Une mère (Olga Eliseeva) enceinte au ventre qui swingue au rythme de j'm just a gigolo, un père (Alexander Gusarov) alcoolique qu'un bâton de ski emmanché dans sa veste n'empêche pas de boire, un fils (Kasyan Ryvkin) petit-diable-en-boite au corps à ressort et à tête hirsute d'un Einstein en pleine inspiration, une sale gosse (Elena Sadkova), petite dernière, qui arrache la tête de ses poupées, une nattée (Marina Makhaeva), une robe verte (Yulia Sergeeva) gamines délurées forment donc cette joyeuse troupe de mimes déjantés et irrévérencieux. 

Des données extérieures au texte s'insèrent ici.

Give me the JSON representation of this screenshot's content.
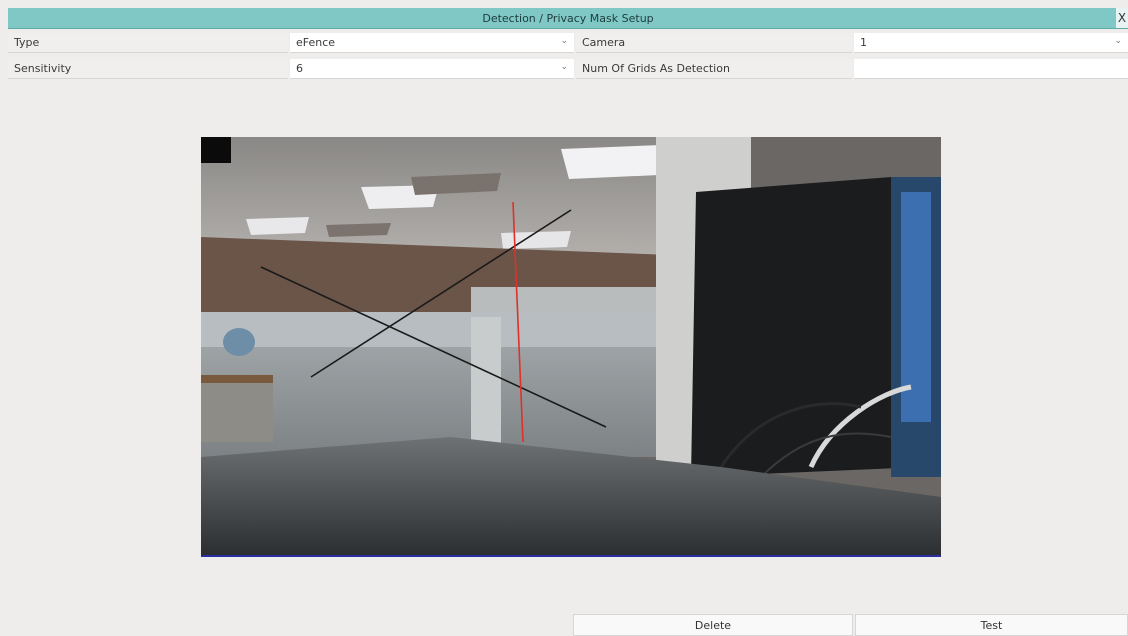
{
  "window": {
    "title": "Detection / Privacy Mask Setup",
    "close_label": "X"
  },
  "fields": {
    "type": {
      "label": "Type",
      "value": "eFence"
    },
    "camera": {
      "label": "Camera",
      "value": "1"
    },
    "sensitivity": {
      "label": "Sensitivity",
      "value": "6"
    },
    "num_grids": {
      "label": "Num Of Grids As Detection",
      "value": ""
    }
  },
  "buttons": {
    "delete": "Delete",
    "test": "Test"
  },
  "colors": {
    "titlebar": "#7fc8c6",
    "fence_line": "#e0302a",
    "cross_lines": "#1a1a1a",
    "preview_border": "#2a2ea0"
  }
}
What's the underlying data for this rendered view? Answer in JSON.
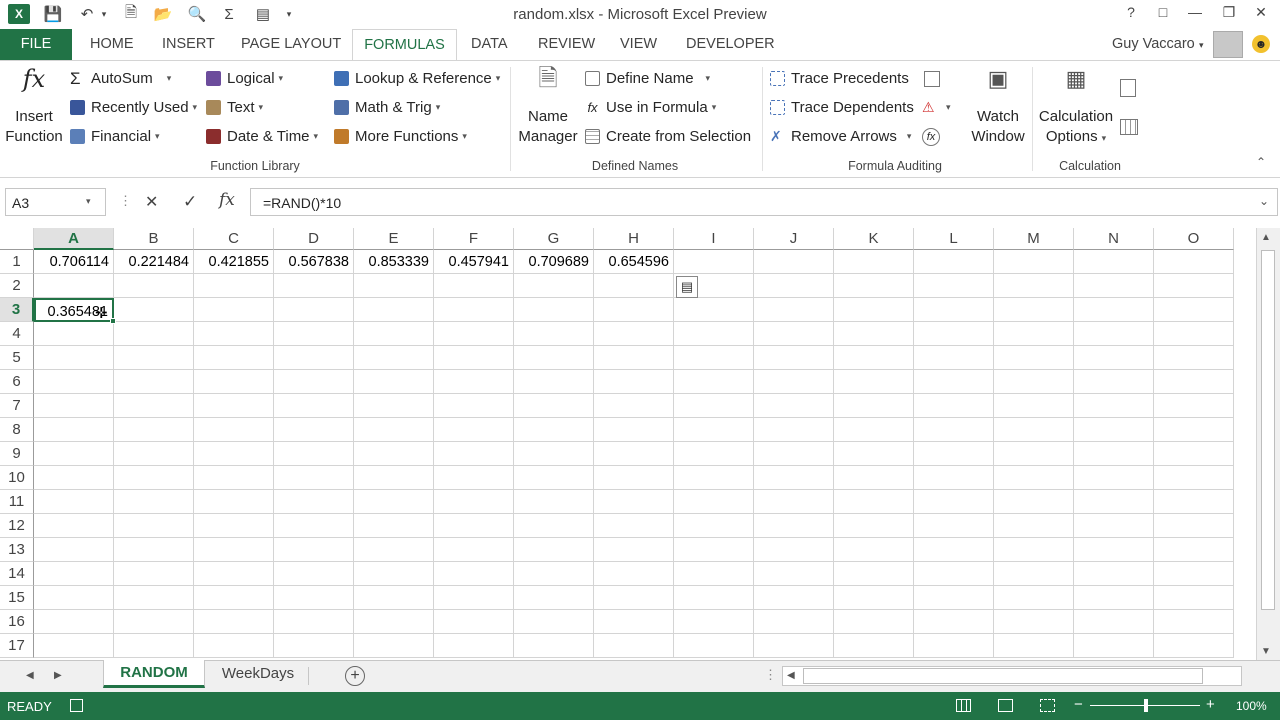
{
  "window": {
    "title": "random.xlsx - Microsoft Excel Preview",
    "help": "?",
    "user": "Guy Vaccaro"
  },
  "tabs": {
    "file": "FILE",
    "home": "HOME",
    "insert": "INSERT",
    "page_layout": "PAGE LAYOUT",
    "formulas": "FORMULAS",
    "data": "DATA",
    "review": "REVIEW",
    "view": "VIEW",
    "developer": "DEVELOPER"
  },
  "ribbon": {
    "insert_function": {
      "line1": "Insert",
      "line2": "Function"
    },
    "autosum": "AutoSum",
    "recently_used": "Recently Used",
    "financial": "Financial",
    "logical": "Logical",
    "text": "Text",
    "date_time": "Date & Time",
    "lookup": "Lookup & Reference",
    "math_trig": "Math & Trig",
    "more_functions": "More Functions",
    "function_library": "Function Library",
    "name_manager": {
      "line1": "Name",
      "line2": "Manager"
    },
    "define_name": "Define Name",
    "use_in_formula": "Use in Formula",
    "create_from_selection": "Create from Selection",
    "defined_names": "Defined Names",
    "trace_precedents": "Trace Precedents",
    "trace_dependents": "Trace Dependents",
    "remove_arrows": "Remove Arrows",
    "watch_window": {
      "line1": "Watch",
      "line2": "Window"
    },
    "formula_auditing": "Formula Auditing",
    "calc_options": {
      "line1": "Calculation",
      "line2": "Options"
    },
    "calculation": "Calculation"
  },
  "formula_bar": {
    "name_box": "A3",
    "formula": "=RAND()*10"
  },
  "grid": {
    "columns": [
      "A",
      "B",
      "C",
      "D",
      "E",
      "F",
      "G",
      "H",
      "I",
      "J",
      "K",
      "L",
      "M",
      "N",
      "O"
    ],
    "rows": [
      "1",
      "2",
      "3",
      "4",
      "5",
      "6",
      "7",
      "8",
      "9",
      "10",
      "11",
      "12",
      "13",
      "14",
      "15",
      "16",
      "17"
    ],
    "row1": [
      "0.706114",
      "0.221484",
      "0.421855",
      "0.567838",
      "0.853339",
      "0.457941",
      "0.709689",
      "0.654596"
    ],
    "a3": "0.365481"
  },
  "sheets": {
    "active": "RANDOM",
    "other": "WeekDays"
  },
  "status": {
    "mode": "READY",
    "zoom": "100%"
  },
  "colors": {
    "accent": "#217346"
  }
}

Cela commence d'abord lentement, quoique caustiquement quand même, puisqu'ils tentent d'asphyxier le père à la pince à linge, mais on n'est pas encore dans le bain, on ne sait trop si l'on va rire franchement ou s'ennuyer un brin, et puis ... cela se précise, les gags s'enchaînent, les mimiques réjouissantes, les provocations en tous genres aussi et c'est parti pour une bonne heure 30 où l'on rit  sans retenue, ils n'ont pas de limites ces clowns là, tournent leur violence en dérision, car il s'agit quand même pour eux de vouloir occire leur père à tout bout de champ, de se mettre de belles tannées, de se faire des farces bouffonnes pas toujours gentilles, mais la tendresse n'est jamais loin de leur rôle d'affreux, sales et méchants, car la mère tour à tour aguicheuse ou mère louve veille sur sa troupe, pas du tout ménagère-de-moins-de-50 ans la Dame car il règne aussi un fouillis indescriptible sur cette scène où tout se balance par dessus tête y compris sur les premiers rangs qui sont souvent sollicités, jusqu'au final où le désordre gagne joyeusement toute la salle ... Une musique entraînante les emmène de bout en bout sur un rythme trépidant, et ... et nous avec.

Cette troupe vient de l'Ecole de Théâtre Teatr Licedei, école de mimes fondée à Saint Petersbourg (devenue Leningrad de 1924 à 1991) en 1968 par Slava Polunine. 

Le spectacle se termine début janvier en ce qui concerne Paris, mais tournée prévue dans toute la France pour 2014.